In March 2012, three rhinos, one female and two male, were found grievously injured after a deadly poaching attack in the Kariega Game reserve in South Africa. They were left for dead until rescued by people from the reserve, sayssapeople.com.
While one male succumbed to its injuries immediately, the surviving rhinos were taken into the care of veterinarian Dr William Fowlds. The male rhino was named Themba and female Thandi. However, Themba died 24 days after bravely battling for his life, making Thandi the lone survivor of the attack, her scars a grim reminder to the despicable act she endured.
However, Thandi’s caretakers had reason to celebrate this year with the wonderful news of her pregnancy. Thandi, which reportedly means ‘courage or one who is to be loved’ in the isiXhosi language, successfully gave birth to a calf on January 13, 2015. The calf is now known as the rhino that should never have been born.
Watch Thandi’s journey of near-death and moving forward to bring new life into the world:
Thandi’s story is testament to how animals in the wild are vulnerable to brutal acts of poaching.
According to reports, South Africa, which has over 80% of the world’s rhinoceros, had lost a record 1,215 rhinos last year, which is about a 20% rise over the 2013 numbers. In 2015, alone, 49 rhinoceros have been killed due to poaching.

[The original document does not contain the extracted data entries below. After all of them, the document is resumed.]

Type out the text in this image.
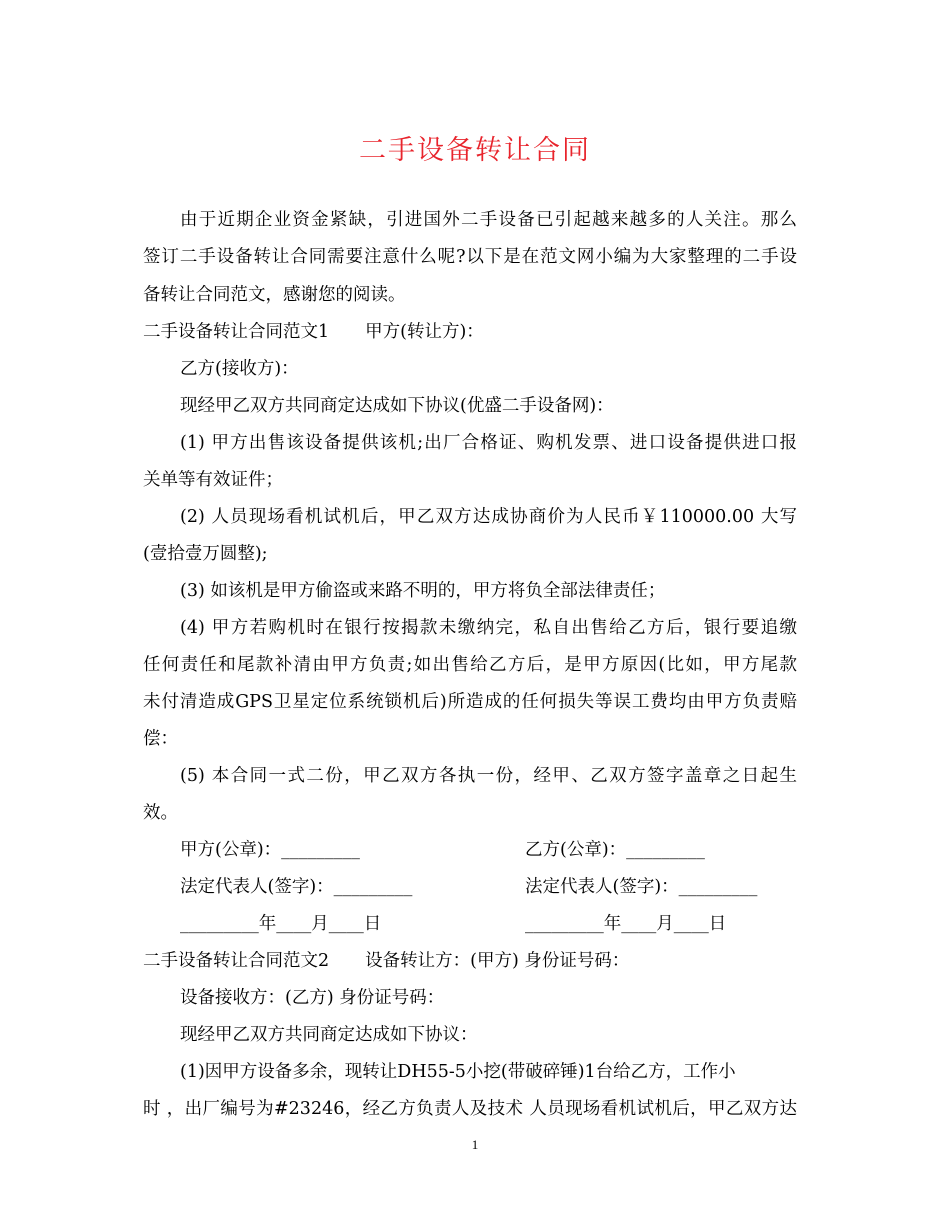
二手设备转让合同
由于近期企业资金紧缺，引进国外二手设备已引起越来越多的人关注。那么
签订二手设备转让合同需要注意什么呢?以下是在范文网小编为大家整理的二手设
备转让合同范文，感谢您的阅读。
二手设备转让合同范文1 甲方(转让方)：
乙方(接收方)：
现经甲乙双方共同商定达成如下协议(优盛二手设备网)：
(1) 甲方出售该设备提供该机;出厂合格证、购机发票、进口设备提供进口报
关单等有效证件；
(2) 人员现场看机试机后，甲乙双方达成协商价为人民币￥110000.00 大写
(壹拾壹万圆整);
(3) 如该机是甲方偷盗或来路不明的，甲方将负全部法律责任；
(4) 甲方若购机时在银行按揭款未缴纳完，私自出售给乙方后，银行要追缴
任何责任和尾款补清由甲方负责;如出售给乙方后，是甲方原因(比如，甲方尾款
未付清造成GPS卫星定位系统锁机后)所造成的任何损失等误工费均由甲方负责赔
偿：
(5) 本合同一式二份，甲乙双方各执一份，经甲、乙双方签字盖章之日起生
效。
甲方(公章)：_________	乙方(公章)：_________
法定代表人(签字)：_________	法定代表人(签字)：_________
_________年____月____日	_________年____月____日
二手设备转让合同范文2 设备转让方：(甲方) 身份证号码：
设备接收方：(乙方) 身份证号码：
现经甲乙双方共同商定达成如下协议：
(1)因甲方设备多余，现转让DH55-5小挖(带破碎锤)1台给乙方，工作小
时 ，出厂编号为#23246，经乙方负责人及技术 人员现场看机试机后，甲乙双方达
1
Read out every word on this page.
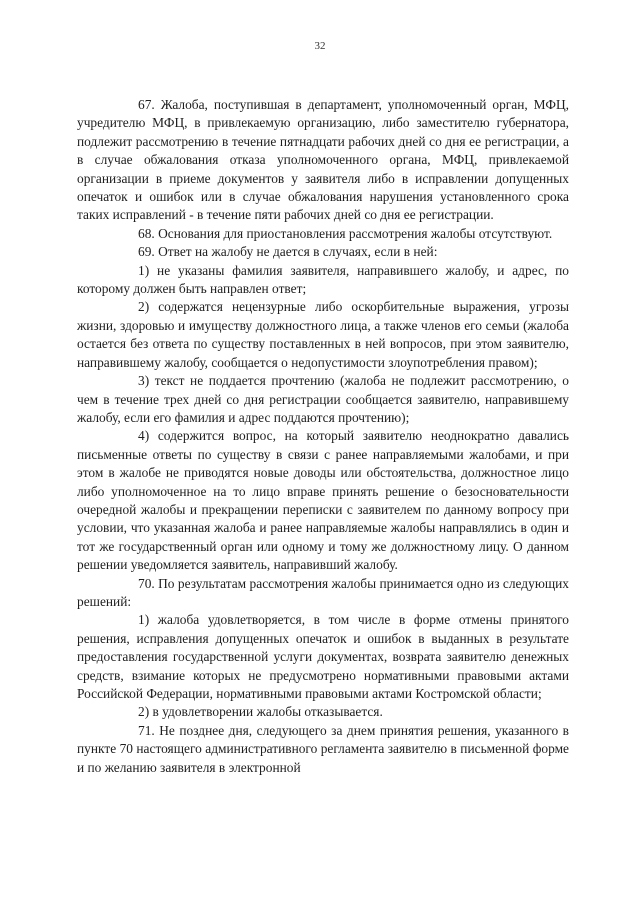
32

67. Жалоба, поступившая в департамент, уполномоченный орган, МФЦ, учредителю МФЦ, в привлекаемую организацию, либо заместителю губернатора, подлежит рассмотрению в течение пятнадцати рабочих дней со дня ее регистрации, а в случае обжалования отказа уполномоченного органа, МФЦ, привлекаемой организации в приеме документов у заявителя либо в исправлении допущенных опечаток и ошибок или в случае обжалования нарушения установленного срока таких исправлений - в течение пяти рабочих дней со дня ее регистрации.

68. Основания для приостановления рассмотрения жалобы отсутствуют.

69. Ответ на жалобу не дается в случаях, если в ней:

1) не указаны фамилия заявителя, направившего жалобу, и адрес, по которому должен быть направлен ответ;

2) содержатся нецензурные либо оскорбительные выражения, угрозы жизни, здоровью и имуществу должностного лица, а также членов его семьи (жалоба остается без ответа по существу поставленных в ней вопросов, при этом заявителю, направившему жалобу, сообщается о недопустимости злоупотребления правом);

3) текст не поддается прочтению (жалоба не подлежит рассмотрению, о чем в течение трех дней со дня регистрации сообщается заявителю, направившему жалобу, если его фамилия и адрес поддаются прочтению);

4) содержится вопрос, на который заявителю неоднократно давались письменные ответы по существу в связи с ранее направляемыми жалобами, и при этом в жалобе не приводятся новые доводы или обстоятельства, должностное лицо либо уполномоченное на то лицо вправе принять решение о безосновательности очередной жалобы и прекращении переписки с заявителем по данному вопросу при условии, что указанная жалоба и ранее направляемые жалобы направлялись в один и тот же государственный орган или одному и тому же должностному лицу. О данном решении уведомляется заявитель, направивший жалобу.

70. По результатам рассмотрения жалобы принимается одно из следующих решений:

1) жалоба удовлетворяется, в том числе в форме отмены принятого решения, исправления допущенных опечаток и ошибок в выданных в результате предоставления государственной услуги документах, возврата заявителю денежных средств, взимание которых не предусмотрено нормативными правовыми актами Российской Федерации, нормативными правовыми актами Костромской области;

2) в удовлетворении жалобы отказывается.

71. Не позднее дня, следующего за днем принятия решения, указанного в пункте 70 настоящего административного регламента заявителю в письменной форме и по желанию заявителя в электронной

India too has a considerable rhino population, most of whom are found in Kaziranga National Park in Assam. However, India lost 109 rhinos to poaching, according to reports.
There is great demand for the rhino horn from China, Vietnam and a few other Southeast Asian countries. Reports say that rhino horns are worth more than gold and platinum with a kilo fetching around $65,000. Thandi’s case has raised awareness to save animals in the wild from brutality.